The 2023 and 2024 salmon shutdowns did not come out of the blue. In the fall of 2020 and the spring of 2021, baby salmon that are returning this year faced multiple threats. First, the state failed to require adequate temperature protection for salmon eggs. As a result, lethal hot water, caused by excessive and unsustainable agricultural water deliveries earlier in the year to largely support export nut crops, killed incubating salmon eggs. Second, Governor Newsom has shut down the State Water Board effort to update Bay-Delta standards, including river flow standards to protect out-migrating salmon. As a result, baby salmon did not survive their journey out of the Central Valley to the ocean. And finally, in 2021, Governor Newsom waived the already poor salmon standards that were in place in order to allow additional pumping. As a result, the California Department of Fish and Wildlife concluded that 99.7% of winter-run Chinook salmon eggs and juveniles were killed before they reached the Delta.

“Families, businesses, salmon and our rivers and estuaries are hurting,” continued Artis. “Instead of developing solutions that can work for everyone and the environment, the Governor is pushing forward with the Delta Tunnel and Sites Reservoir projects. These projects are the ultimate fisherman’s nightmare. Because why bother with pesky things like sustainable ecosystems when you can just reduce river flows to a trickle and heat the water enough to kill salmon eggs? Here’s to the Governor, turning California’s rivers into ghost towns for salmon and fishermen and women alike.”

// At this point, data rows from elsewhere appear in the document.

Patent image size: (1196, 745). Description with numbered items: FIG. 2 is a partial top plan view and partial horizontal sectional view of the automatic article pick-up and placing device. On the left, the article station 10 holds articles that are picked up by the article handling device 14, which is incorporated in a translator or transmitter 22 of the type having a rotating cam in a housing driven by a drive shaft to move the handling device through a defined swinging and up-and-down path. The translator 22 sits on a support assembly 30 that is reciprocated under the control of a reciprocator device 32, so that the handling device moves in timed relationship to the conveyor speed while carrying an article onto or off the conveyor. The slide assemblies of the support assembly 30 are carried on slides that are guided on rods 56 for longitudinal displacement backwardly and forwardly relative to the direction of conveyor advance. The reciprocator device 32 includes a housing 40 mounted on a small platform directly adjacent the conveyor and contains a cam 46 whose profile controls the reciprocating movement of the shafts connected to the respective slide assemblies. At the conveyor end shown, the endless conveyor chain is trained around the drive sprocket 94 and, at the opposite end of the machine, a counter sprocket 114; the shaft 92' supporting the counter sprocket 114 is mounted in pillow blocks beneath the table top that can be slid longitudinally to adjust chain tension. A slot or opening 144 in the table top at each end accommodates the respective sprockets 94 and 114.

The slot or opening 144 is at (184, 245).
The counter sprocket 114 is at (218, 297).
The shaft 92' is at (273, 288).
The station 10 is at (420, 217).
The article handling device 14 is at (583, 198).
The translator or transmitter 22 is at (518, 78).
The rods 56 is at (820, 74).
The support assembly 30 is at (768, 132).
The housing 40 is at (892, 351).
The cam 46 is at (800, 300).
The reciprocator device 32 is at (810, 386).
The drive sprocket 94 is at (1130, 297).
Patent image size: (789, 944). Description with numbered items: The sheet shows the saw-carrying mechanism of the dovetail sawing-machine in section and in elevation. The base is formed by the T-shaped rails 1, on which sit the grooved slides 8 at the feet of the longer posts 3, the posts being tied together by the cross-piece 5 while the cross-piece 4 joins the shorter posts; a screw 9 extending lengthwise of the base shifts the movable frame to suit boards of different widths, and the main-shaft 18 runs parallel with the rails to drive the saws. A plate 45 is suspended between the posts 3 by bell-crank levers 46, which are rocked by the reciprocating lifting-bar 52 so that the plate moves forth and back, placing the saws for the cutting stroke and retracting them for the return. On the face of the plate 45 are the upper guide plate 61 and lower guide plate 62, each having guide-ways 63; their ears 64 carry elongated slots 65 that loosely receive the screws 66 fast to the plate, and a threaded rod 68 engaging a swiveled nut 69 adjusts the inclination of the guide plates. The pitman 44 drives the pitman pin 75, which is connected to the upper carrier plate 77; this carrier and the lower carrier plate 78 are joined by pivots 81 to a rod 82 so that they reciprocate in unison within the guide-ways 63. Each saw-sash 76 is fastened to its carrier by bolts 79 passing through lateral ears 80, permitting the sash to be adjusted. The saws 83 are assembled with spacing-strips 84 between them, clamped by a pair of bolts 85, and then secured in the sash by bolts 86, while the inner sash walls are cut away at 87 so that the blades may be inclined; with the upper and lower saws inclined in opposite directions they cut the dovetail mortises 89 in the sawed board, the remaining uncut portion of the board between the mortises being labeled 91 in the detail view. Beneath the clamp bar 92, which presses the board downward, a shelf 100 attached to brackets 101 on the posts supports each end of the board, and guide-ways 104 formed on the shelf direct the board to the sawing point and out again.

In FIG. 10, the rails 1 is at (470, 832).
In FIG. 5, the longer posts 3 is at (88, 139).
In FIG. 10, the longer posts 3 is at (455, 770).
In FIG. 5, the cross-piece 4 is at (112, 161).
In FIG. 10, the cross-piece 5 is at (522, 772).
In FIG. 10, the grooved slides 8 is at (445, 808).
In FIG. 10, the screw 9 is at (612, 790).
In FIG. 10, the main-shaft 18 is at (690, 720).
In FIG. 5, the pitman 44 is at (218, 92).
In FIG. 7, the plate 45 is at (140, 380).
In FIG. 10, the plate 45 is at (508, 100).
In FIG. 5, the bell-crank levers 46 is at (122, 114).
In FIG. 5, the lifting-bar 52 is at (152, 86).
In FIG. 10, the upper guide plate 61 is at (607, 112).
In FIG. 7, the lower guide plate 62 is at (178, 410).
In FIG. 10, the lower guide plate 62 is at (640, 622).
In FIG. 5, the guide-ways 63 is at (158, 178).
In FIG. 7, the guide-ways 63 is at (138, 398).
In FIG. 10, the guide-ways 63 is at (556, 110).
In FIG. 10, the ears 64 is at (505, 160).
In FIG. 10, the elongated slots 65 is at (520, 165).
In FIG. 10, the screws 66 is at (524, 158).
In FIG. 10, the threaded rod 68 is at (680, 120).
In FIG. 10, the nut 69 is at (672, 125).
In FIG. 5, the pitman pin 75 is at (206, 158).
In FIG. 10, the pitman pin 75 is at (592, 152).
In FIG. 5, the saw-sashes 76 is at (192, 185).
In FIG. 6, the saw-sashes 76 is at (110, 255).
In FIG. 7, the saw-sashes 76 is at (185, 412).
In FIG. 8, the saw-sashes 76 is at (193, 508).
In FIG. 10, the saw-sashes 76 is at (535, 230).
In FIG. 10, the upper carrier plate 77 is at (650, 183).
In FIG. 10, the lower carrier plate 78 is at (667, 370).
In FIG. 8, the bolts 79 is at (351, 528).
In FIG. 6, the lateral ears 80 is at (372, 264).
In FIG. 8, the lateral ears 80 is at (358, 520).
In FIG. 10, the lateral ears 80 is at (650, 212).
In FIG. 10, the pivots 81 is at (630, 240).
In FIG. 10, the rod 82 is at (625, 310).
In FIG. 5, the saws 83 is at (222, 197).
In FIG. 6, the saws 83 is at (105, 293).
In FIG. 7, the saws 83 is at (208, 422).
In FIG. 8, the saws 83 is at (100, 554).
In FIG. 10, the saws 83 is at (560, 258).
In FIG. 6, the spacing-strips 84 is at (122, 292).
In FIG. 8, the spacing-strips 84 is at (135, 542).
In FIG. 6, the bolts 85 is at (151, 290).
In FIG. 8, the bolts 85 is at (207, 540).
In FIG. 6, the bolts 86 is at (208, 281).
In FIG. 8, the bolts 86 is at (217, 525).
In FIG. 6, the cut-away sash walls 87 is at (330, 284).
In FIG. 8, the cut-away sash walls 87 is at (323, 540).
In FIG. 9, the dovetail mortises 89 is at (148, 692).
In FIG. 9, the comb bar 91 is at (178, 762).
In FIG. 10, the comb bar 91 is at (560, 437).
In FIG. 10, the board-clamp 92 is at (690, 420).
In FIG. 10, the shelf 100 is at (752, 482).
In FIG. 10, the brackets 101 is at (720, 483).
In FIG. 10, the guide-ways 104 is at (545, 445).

A healthy California salmon industry is valued at $1.4 billion in economic activity and 23,000 jobs annually to the state in a normal season and contributes millions of dollars more to the economy and supports thousands of jobs in Oregon. Salmon workers benefiting from Central Valley salmon stretch from Santa Barbara to northern Oregon. This includes commercial fishermen and women, recreational fishermen and women (fresh and salt water), fish processors, marinas, coastal and river communities, equipment manufacturers, the hotel and food industry, Tribes, and many others.

California’s Sacramento-San Joaquin River system supports four distinct Chinook salmon runs: fall, late-fall, winter and spring. The winter- and spring-runs have seen periods of alarmingly low numbers and are designated as endangered and threatened, respectively, under the Endangered Species Act. The fall-run has been the only commercially and recreationally fishable stock, prior to recent and current season closures. The late-fall run has been eliminated from most of its native spawning habitat. All four Chinook salmon runs are dependent upon cold water flows and releases from reservoirs for migration and spawning.

Golden State Salmon Association (www.goldenstatesalmon.org) is a coalition of salmon advocates that includes commercial and recreational salmon fishermen and women, businesses, restaurants, native tribes, environmentalists, elected officials, families and communities that rely on salmon. GSSA’s mission is to restore California salmon for their economic, recreational, commercial, environmental, cultural and health values.